WASHINGTON — House Speaker Paul Ryan and his deputies attempted to rebrand the party’s troubled health care plan as providing “layers of protection” for people with preexisting conditions, even as members of their caucus continued to defect from backing the legislation.
Ryan told reporters Tuesday morning. “[T]he purpose of our bill is to get more choices, lower prices while preserving the protections for preexisting conditions.”
Republic Rep. Steve Scalise of Louisiana, the majority whip, read aloud a letter from a constituent with a preexisting condition who said Obamacare did not help him. “Our bill protects people with preexisting conditions and actually provides multiple layers of protection for people with preexisting conditions in ways that Obamacare doesn’t do,” Scalise said.
Ryan later released a long fact sheet claiming the waiver process for states is “strict” and that the bill still protects sick people.
VERIFIED: MacArthur Amendment strengthens AHCA, protects people with pre-existing conditions. https://t.co/6W7bDEO40r
— Paul Ryan (@SpeakerRyan) May 2, 2017
The new focus on preexisting conditions comes after President Trump told CBS over the weekend that the bill “guarantees” coverage for those with preexisting conditions and is still changing. “Preexisting conditions are in the bill,” he said. “And I mandate it.” The White House has pushed for another vote on Obamacare repeal and replacement this week, before the House leaves for recess.
But some Republicans are refusing to back the new bill precisely because it does not protect people with preexisting conditions as robustly as the current law. The bill was altered from the version that was introduced in March (and later withdrawn) by allowing governors to seek waivers to let insurers opt out of providing some essential benefits and also to charge people with preexisting conditions more for their coverage. The change was intended to win backing from the conservative Freedom Caucus, most of whose members support the new version, which requires governors to create a high-risk pool where people with preexisting conditions could purchase insurance. But that insurance could be unaffordable for many, according to health care experts.
GOP leadership assured those in the meeting that people with preexisting conditions would be adequately covered, according to lawmakers, because governors would do the right thing. “The bottom line is, we trust the states and the federal government as a backup,” said Rep. Steve Chabot of Ohio.

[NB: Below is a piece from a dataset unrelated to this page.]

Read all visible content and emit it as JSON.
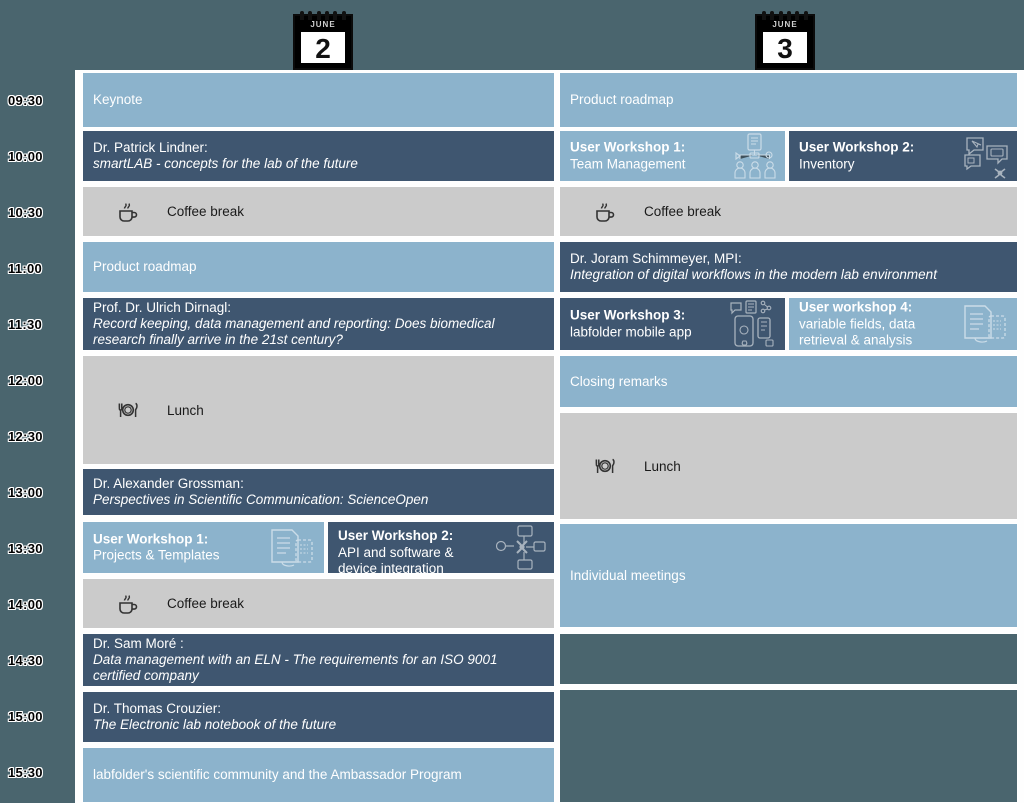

But that’s not enough for a growing number of GOP lawmakers who have come out against the plan and kept Ryan tantalizingly short of the votes he needs to pass a bill to repeal and replace Obamacare. Ryan can only afford to lose about 22 Republicans and still pass the bill, which no Democrats are backing.
“I’ve supported the practice of not allowing preexisting illnesses of being discriminated against from the very get-go,” Rep. Fred Upton, R-Mich., told WHTC News Tuesday morning. “This amendment torpedoes that and I’ve told the leadership I cannot support this bill with this provision in it.”
Though the GOP leadership is insisting those with preexisting conditions will be covered under its bill, some individual lawmakers are telegraphing a different message. Rep. Mo Brooks, R-Ala., a member of the Freedom Caucus, told CNN Monday that the provision will allow those who have lived “good lives” to pay less for health care, by taking unhealthy people out of the insurance pool. “They’ve done the things to keep their bodies healthy, and right now, those are the people who have done things the right way, who are seeing their costs skyrocketing,” Brooks said.
Upton said some lawmakers are urging Republicans to vote for the measure in the hopes that the more moderate Senate will fix it and send back a bill that does guarantee coverage for people with preexisting conditions. But any such move would likely quickly lose members of the Freedom Caucus.
Rep. Dave Brat, R-Va., said the Senate better not change the bill at all or risk losing his support. “It’s about time they get a dose of medicine,” Brat said. “They better not change it one iota.”
Rep. Mark Meadows, R-N.C., head of the Freedom Caucus, said any changes to the bill to appeal to moderates risks losing more votes on the conservative side. “At this point, you have to figure out if you’re going to gain or lose votes based on that,” he aid. “It’d be a hard calculation right now.”